O rei e a rainha resolveram que a partir daquele dia Abigail não poderia sofrer nenhuma decepção, mas para que isso acontecesse, ela nunca poderia ultrapassar os muros do castelo. Ordens expressas foram dadas aos guardas que vigiavam todas as saídas: Abigail nunca, jamais, poderia sair de lá. E todos fariam o possível e o impossível para que ela fosse sempre feliz.

E assim Abigail cresceu. Todos os seus desejos eram realizados: se ela queria comer morangos gigantes cultivados no distante Reino das Frutas, o rei ordenava que alguém fosse buscá-los. Se ela queria um céu estrelado, a rainha ordenava que todas as fadas do reino iluminassem o céu escuro com suas varinhas.

No seu aniversário de cinco anos, Abigail queria usar um vestido com as cores do arco-íris feito por bichos da seda que habitavam o longínquo Reino dos Bichos e assim foi feito. Quando chovia e Abigail queria brincar nos campos do castelo, a fada Osmilda cobria o céu com imensos guarda-chuvas coloridos e nenhuma gota d’água atrapalhava a brincadeira da princesinha.

Mas o tempo foi passando, passando, e Abigail, agora uma bela moça com lindos cabelos negros cacheados, começou a se interessar pelo outro lado do muro do castelo. A vontade de saber o que havia escondido lá era tão grande que ela não conseguia pensar em outra coisa. Mas para cada um que ela perguntava, ouvia um “não há nada do outro lado” como resposta. Se não havia nada, por que ela não poderia ver?, ela se questionava.

Um dia, então, ela decidiu que iria ultrapassar os muros do castelo, a qualquer custo. Na hora do lanche dos guardas, ela se ofereceu para entregar-lhes os copos com suco de tutti frutti e despejou em cada um deles quantidades enormes de sonífero. Assim que a noite caiu, enquanto os guardas roncavam, Abigail desceu pela janela de seu quarto e muito cuidadosamente ultrapassou os muros que guardavam um segredo do outro lado.

Era a primeira vez que Abigail se via sozinha em algum lugar e, assustada, resolveu esperar embaixo de uma acolhedora árvore que o dia clareasse.

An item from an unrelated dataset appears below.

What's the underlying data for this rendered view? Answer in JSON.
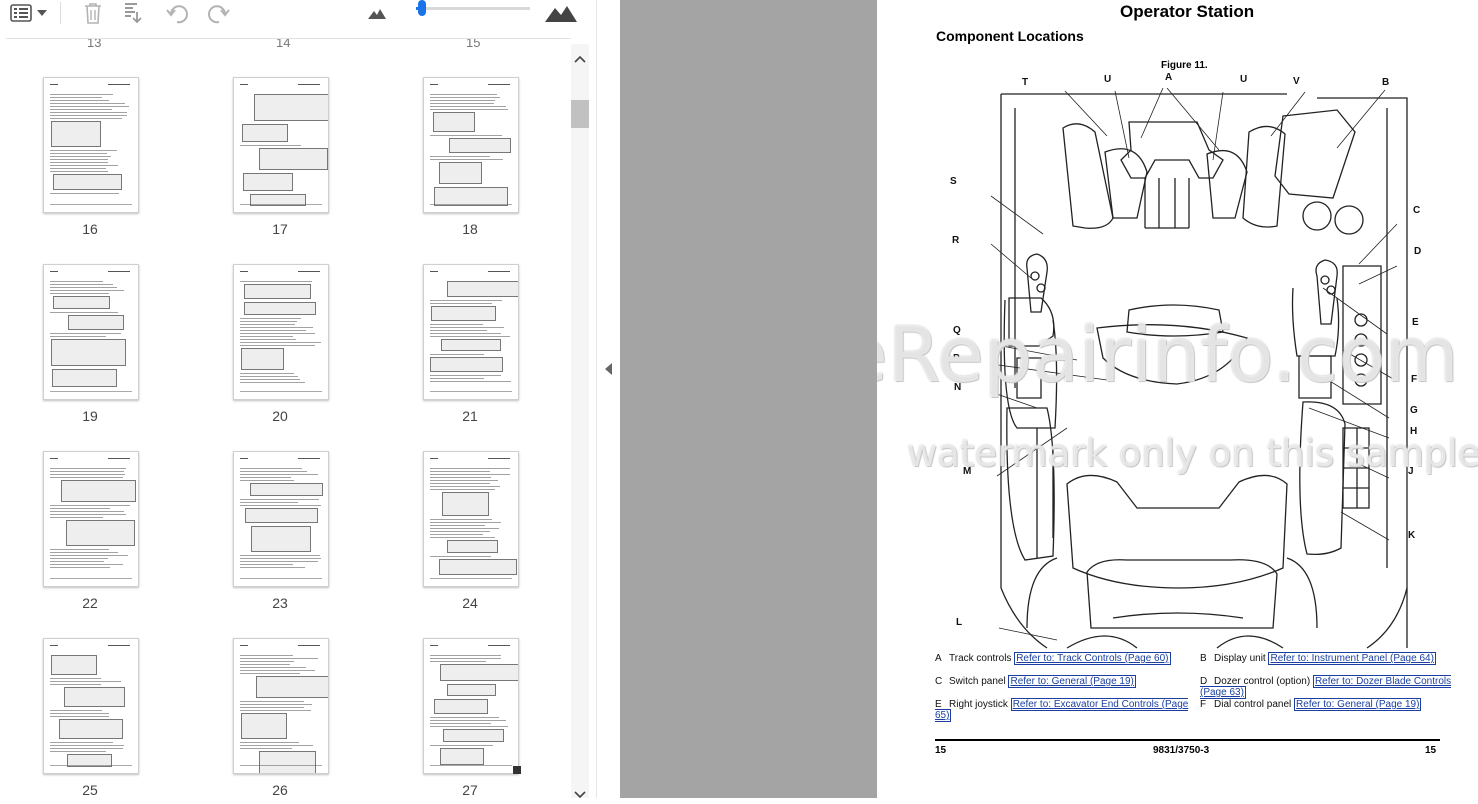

Com os primeiros raios de sol, Abigail se pôs a andar. Ficou maravilhada com o que viu: campos verdes com lindas flores e árvores frondosas. O céu parecia até mais azul do lado de fora. Ao longe Abigail pôde avistar um conjunto de pequeninas casas e resolveu que iria até lá.

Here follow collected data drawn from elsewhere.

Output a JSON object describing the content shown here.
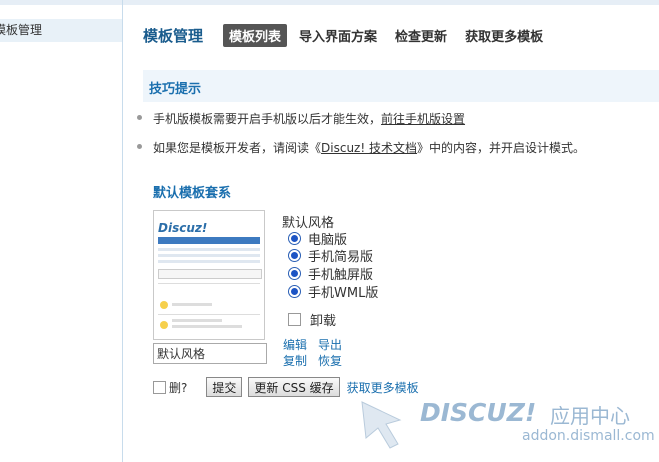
{
  "sidebar": {
    "selected_item": "模板管理"
  },
  "header": {
    "title": "模板管理",
    "tabs": [
      {
        "label": "模板列表",
        "active": true
      },
      {
        "label": "导入界面方案",
        "active": false
      },
      {
        "label": "检查更新",
        "active": false
      },
      {
        "label": "获取更多模板",
        "active": false
      }
    ]
  },
  "tips": {
    "title": "技巧提示",
    "tip1_text": "手机版模板需要开启手机版以后才能生效，",
    "tip1_link": "前往手机版设置",
    "tip2_pre": "如果您是模板开发者，请阅读《",
    "tip2_link": "Discuz! 技术文档",
    "tip2_post": "》中的内容，并开启设计模式。"
  },
  "template_set": {
    "section_title": "默认模板套系",
    "thumbnail_logo": "Discuz!",
    "style_label": "默认风格",
    "options": [
      {
        "label": "电脑版",
        "checked": true
      },
      {
        "label": "手机简易版",
        "checked": true
      },
      {
        "label": "手机触屏版",
        "checked": true
      },
      {
        "label": "手机WML版",
        "checked": true
      }
    ],
    "uninstall_label": "卸载",
    "name_value": "默认风格",
    "actions": {
      "edit": "编辑",
      "export": "导出",
      "copy": "复制",
      "restore": "恢复"
    }
  },
  "bottom": {
    "delete_label": "删?",
    "submit_label": "提交",
    "refresh_css_label": "更新 CSS 缓存",
    "more_templates_link": "获取更多模板"
  },
  "watermark": {
    "brand": "DISCUZ!",
    "cn": "应用中心",
    "url": "addon.dismall.com"
  },
  "colors": {
    "accent": "#1a6fae",
    "title": "#1a5c8d",
    "tips_bg": "#eef5fb",
    "sidebar_sel": "#e8f1f8",
    "watermark": "#9bb8d3"
  }
}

No caminho, porém, Abigail foi detida pelo mais belo canto que jamais havia ouvido. A bela princesa gostava muito de música e para contentá-la seus pais traziam para o castelo cantores e cantoras de todos os lugares do mundo, uma voz mais bela que a outra, mas nada se comparava à que ela ouvia agora.

A jovem ficou hipnotizada, mas não conseguia descobrir de onde vinha aquele canto. Apurou bem os ouvidos e viu, no alto de uma árvore, o dono daquela linda voz: um enorme pássaro de penas negras brilhantes e olhos dourados que mais pareciam duas estrelas.

Abigail se apaixonou pelo pássaro e não sabia como fazer para tê-lo junto de si. O que ela também não sabia é que o rei e a rainha, ao notarem pela manhã o sumiço da filha, colocaram todos os guardas do reino e também dos reinos vizinhos à sua procura. E bem no momento em que Abigail admirava o pássaro no alto da árvore os guardas chegaram. A princesa olhou para os guardas se aproximando e disse:

- Peguem esse pássaro. Agora!

Um dos guardas, no mesmo segundo, jogou por cima do pobre animal uma grande rede, da qual o bichinho não conseguiu se desvencilhar. E assim Abigail voltou para o castelo: seguida pelos guardas e carregando seu mais novo bibelô.

O rei a rainha estavam furiosos com a fuga da filha, mas quando a viram voltando sã e salva, apenas correram abraçá-la. Nenhuma palavra foi dita.

Abigail, então, que nunca soube o que era uma bronca, mostrou para os pais sua mais nova aquisição: um belo pássaro dono de uma linda voz.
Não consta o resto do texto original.